For a reason! He is even more upset than you because he doesn't understand how to do what you want him to do, so he cannot make you happy. He has so little control over the situation, baby talk is often a sign of insecurity, he wants to feel safe and secure again like he used to.

You CANNOT force a child to toilet train.
It is NOT a competition. So what if your child is the last in the class? Someone has to be. He is still well within the normal age range.

September is months away. Put him back in nappies until you are in a better place. Get yourself some help, it really sounds like you need it, then try again when it is warmer and accidents are less of a problem in the garden.

Fairylea · 28/03/2014 16:57

You're getting way out of proportion. And I don't think there's any need for you to stay in the house constantly because you're potty training. It's just making it a massive issue. It's hard I know - when dd was doing it I went out to the park with her and she wet through 4 sets of clothes but I just changed her and got on with it including toilet stops where not much happened! She was a bit older than 3. She is 11 now and is dry trust me..

Get loads and loads of clothes so it doesn't matter if he wets. Just change and go. Put towels underneath him on sofas etc. Don't put your life or his life on hold because he can't wee in a toilet.

You're making it the sole reason for your unhappiness and trust me it isn't.

PirateJones · 28/03/2014 16:57

^Well he can't go to school to 'get away from me' because he wont grow up like a normal child. There is obviously something wrong with him. ^

Don’t you dare say that about your own child. It takes a nasty piece of work to blame their child for their own failings.
I'm sure he's please to know he is defective and you are perfect.

Brucietheshark · 28/03/2014 16:57

i have so been on that edge you're on. I don't know what to say really, all the 'it will pass' stuff doesn't really help at the low points, however true it is. It's shit. Literally.

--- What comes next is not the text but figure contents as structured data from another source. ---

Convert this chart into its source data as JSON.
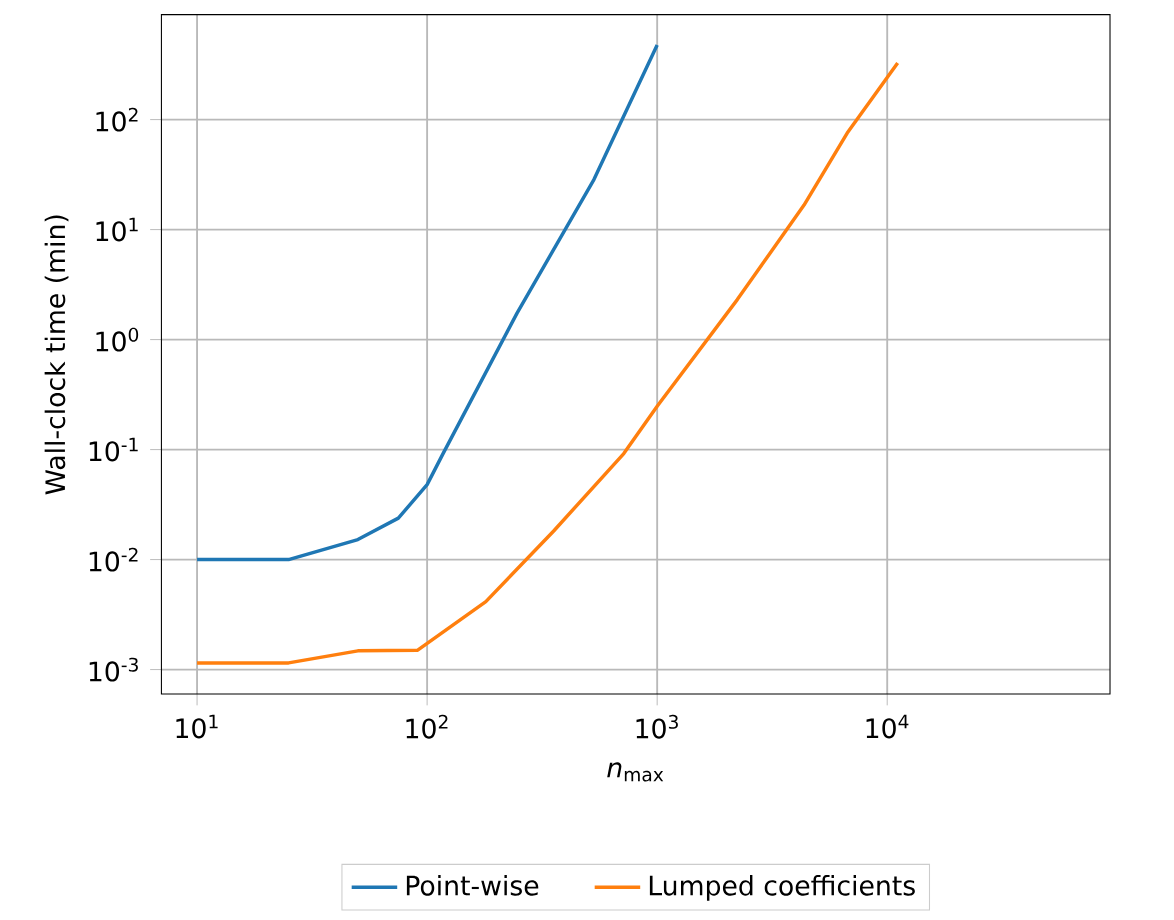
{
  "chart_data": {
    "type": "line",
    "xlabel": "*n*$_{max}$",
    "ylabel": "Wall-clock time (min)",
    "log": "xy",
    "grid": true,
    "legend": "bottom",
    "line_style": "solid",
    "marker": "none",
    "xlim": [
      7,
      93000
    ],
    "ylim": [
      0.0006,
      900
    ],
    "xticks": [
      {
        "value": 10,
        "label": "10$^{1}$"
      },
      {
        "value": 100,
        "label": "10$^{2}$"
      },
      {
        "value": 1000,
        "label": "10$^{3}$"
      },
      {
        "value": 10000,
        "label": "10$^{4}$"
      }
    ],
    "yticks": [
      {
        "value": 0.001,
        "label": "10$^{-3}$"
      },
      {
        "value": 0.01,
        "label": "10$^{-2}$"
      },
      {
        "value": 0.1,
        "label": "10$^{-1}$"
      },
      {
        "value": 1,
        "label": "10$^{0}$"
      },
      {
        "value": 10,
        "label": "10$^{1}$"
      },
      {
        "value": 100,
        "label": "10$^{2}$"
      }
    ],
    "series": [
      {
        "name": "Point-wise",
        "color": "#1f77b4",
        "x": [
          10,
          25,
          50,
          75,
          100,
          117,
          246,
          531,
          1000
        ],
        "values": [
          0.01,
          0.01,
          0.0152,
          0.0238,
          0.048,
          0.091,
          1.74,
          28.5,
          476
        ]
      },
      {
        "name": "Lumped coefficients",
        "color": "#ff7f0e",
        "x": [
          10,
          25,
          50,
          91,
          180,
          355,
          716,
          1000,
          2230,
          4350,
          6700,
          11100
        ],
        "values": [
          0.00115,
          0.00115,
          0.00148,
          0.0015,
          0.00415,
          0.0182,
          0.092,
          0.248,
          2.31,
          16.7,
          75.5,
          327
        ]
      }
    ]
  }
}
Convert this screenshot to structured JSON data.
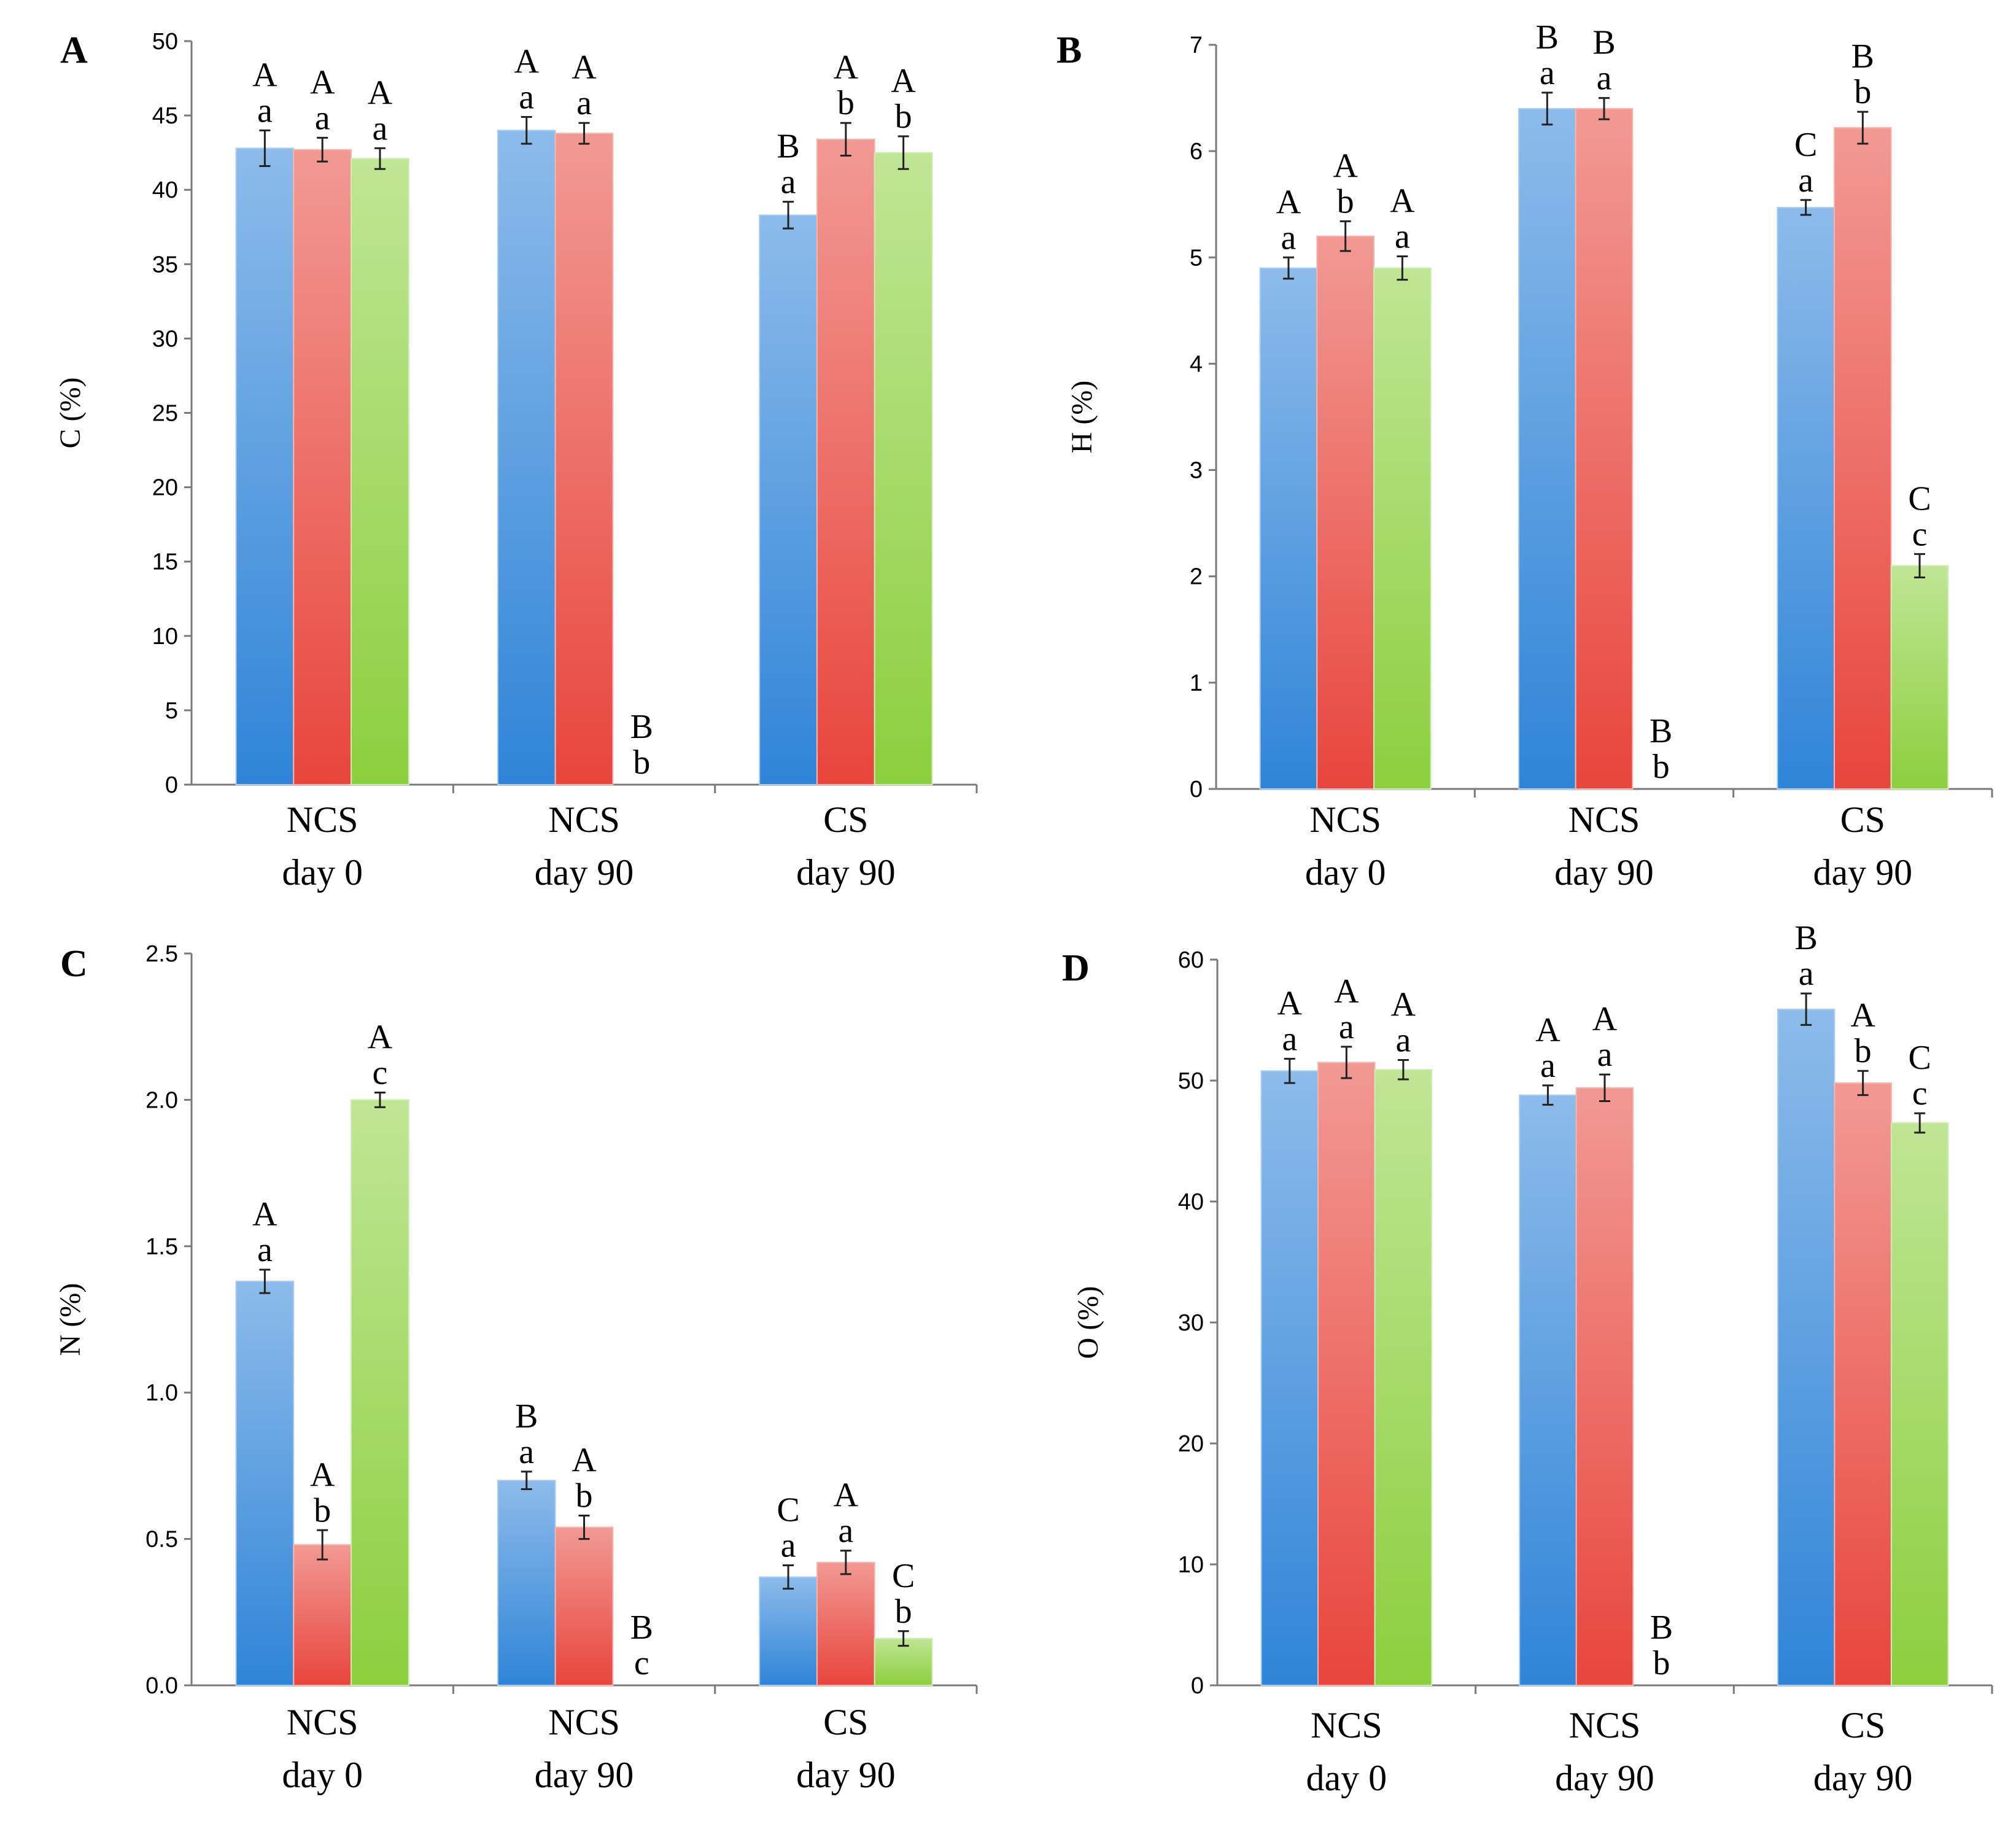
{
  "colors": {
    "blue": "#2f84d8",
    "red": "#e8453c",
    "green": "#8ccf3e",
    "axis": "#7a7a7a"
  },
  "chart_data": [
    {
      "type": "bar",
      "panel": "A",
      "ylabel": "C (%)",
      "ylim": [
        0,
        50
      ],
      "yticks": [
        "0",
        "5",
        "10",
        "15",
        "20",
        "25",
        "30",
        "35",
        "40",
        "45",
        "50"
      ],
      "categories": [
        [
          "NCS",
          "day 0"
        ],
        [
          "NCS",
          "day 90"
        ],
        [
          "CS",
          "day 90"
        ]
      ],
      "series": [
        {
          "color": "blue",
          "values": [
            42.8,
            44.0,
            38.3
          ],
          "errors": [
            1.2,
            0.9,
            0.9
          ],
          "labels": [
            [
              "A",
              "a"
            ],
            [
              "A",
              "a"
            ],
            [
              "B",
              "a"
            ]
          ]
        },
        {
          "color": "red",
          "values": [
            42.7,
            43.8,
            43.4
          ],
          "errors": [
            0.8,
            0.7,
            1.1
          ],
          "labels": [
            [
              "A",
              "a"
            ],
            [
              "A",
              "a"
            ],
            [
              "A",
              "b"
            ]
          ]
        },
        {
          "color": "green",
          "values": [
            42.1,
            0,
            42.5
          ],
          "errors": [
            0.7,
            0,
            1.1
          ],
          "labels": [
            [
              "A",
              "a"
            ],
            [
              "B",
              "b"
            ],
            [
              "A",
              "b"
            ]
          ]
        }
      ]
    },
    {
      "type": "bar",
      "panel": "B",
      "ylabel": "H (%)",
      "ylim": [
        0,
        7
      ],
      "yticks": [
        "0",
        "1",
        "2",
        "3",
        "4",
        "5",
        "6",
        "7"
      ],
      "categories": [
        [
          "NCS",
          "day 0"
        ],
        [
          "NCS",
          "day 90"
        ],
        [
          "CS",
          "day 90"
        ]
      ],
      "series": [
        {
          "color": "blue",
          "values": [
            4.9,
            6.4,
            5.47
          ],
          "errors": [
            0.1,
            0.15,
            0.07
          ],
          "labels": [
            [
              "A",
              "a"
            ],
            [
              "B",
              "a"
            ],
            [
              "C",
              "a"
            ]
          ]
        },
        {
          "color": "red",
          "values": [
            5.2,
            6.4,
            6.22
          ],
          "errors": [
            0.14,
            0.1,
            0.15
          ],
          "labels": [
            [
              "A",
              "b"
            ],
            [
              "B",
              "a"
            ],
            [
              "B",
              "b"
            ]
          ]
        },
        {
          "color": "green",
          "values": [
            4.9,
            0,
            2.1
          ],
          "errors": [
            0.11,
            0,
            0.11
          ],
          "labels": [
            [
              "A",
              "a"
            ],
            [
              "B",
              "b"
            ],
            [
              "C",
              "c"
            ]
          ]
        }
      ]
    },
    {
      "type": "bar",
      "panel": "C",
      "ylabel": "N (%)",
      "ylim": [
        0,
        2.5
      ],
      "yticks": [
        "0.0",
        "0.5",
        "1.0",
        "1.5",
        "2.0",
        "2.5"
      ],
      "categories": [
        [
          "NCS",
          "day 0"
        ],
        [
          "NCS",
          "day 90"
        ],
        [
          "CS",
          "day 90"
        ]
      ],
      "series": [
        {
          "color": "blue",
          "values": [
            1.38,
            0.7,
            0.37
          ],
          "errors": [
            0.04,
            0.03,
            0.04
          ],
          "labels": [
            [
              "A",
              "a"
            ],
            [
              "B",
              "a"
            ],
            [
              "C",
              "a"
            ]
          ]
        },
        {
          "color": "red",
          "values": [
            0.48,
            0.54,
            0.42
          ],
          "errors": [
            0.05,
            0.04,
            0.04
          ],
          "labels": [
            [
              "A",
              "b"
            ],
            [
              "A",
              "b"
            ],
            [
              "A",
              "a"
            ]
          ]
        },
        {
          "color": "green",
          "values": [
            2.0,
            0,
            0.16
          ],
          "errors": [
            0.025,
            0,
            0.025
          ],
          "labels": [
            [
              "A",
              "c"
            ],
            [
              "B",
              "c"
            ],
            [
              "C",
              "b"
            ]
          ]
        }
      ]
    },
    {
      "type": "bar",
      "panel": "D",
      "ylabel": "O (%)",
      "ylim": [
        0,
        60
      ],
      "yticks": [
        "0",
        "10",
        "20",
        "30",
        "40",
        "50",
        "60"
      ],
      "categories": [
        [
          "NCS",
          "day 0"
        ],
        [
          "NCS",
          "day 90"
        ],
        [
          "CS",
          "day 90"
        ]
      ],
      "series": [
        {
          "color": "blue",
          "values": [
            50.8,
            48.8,
            55.9
          ],
          "errors": [
            1.0,
            0.8,
            1.3
          ],
          "labels": [
            [
              "A",
              "a"
            ],
            [
              "A",
              "a"
            ],
            [
              "B",
              "a"
            ]
          ]
        },
        {
          "color": "red",
          "values": [
            51.5,
            49.4,
            49.8
          ],
          "errors": [
            1.3,
            1.1,
            1.0
          ],
          "labels": [
            [
              "A",
              "a"
            ],
            [
              "A",
              "a"
            ],
            [
              "A",
              "b"
            ]
          ]
        },
        {
          "color": "green",
          "values": [
            50.9,
            0,
            46.5
          ],
          "errors": [
            0.8,
            0,
            0.8
          ],
          "labels": [
            [
              "A",
              "a"
            ],
            [
              "B",
              "b"
            ],
            [
              "C",
              "c"
            ]
          ]
        }
      ]
    }
  ]
}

Fifyfomum · 28/03/2014 16:57

Oh I'm not into this 'wee wee' shite we are all adults here. Of course I speak to him like he is a fucking child because he is one. Don't worry, I'm going to make sure I have somewhere else to live by the end of this month.

OP posts:
Badvoc · 28/03/2014 16:58

Ok.
Right.
If you think there is "something wrong" with your son (like I did) then perhaps you should concentrate on getting him some help rather than wallowing in self pity and blaming a child for something they cannot help?
Oh, and "normal" is a vast spectrum.

Kudzugirl · 28/03/2014 16:58

You appear to want to provoke somebody into saying-

'Yes you are a shit Mother'
'Yes you have failed'
'Yes he is a demon child>

Not going to work, that tactic on me.

You are acting out far worse than your child appears to be. Think about why that may be and what kind of behaviour he will learn from that. Because he will sense it.

PolterGoose · 28/03/2014 16:59

This reply has been deleted

Message withdrawn at poster's request.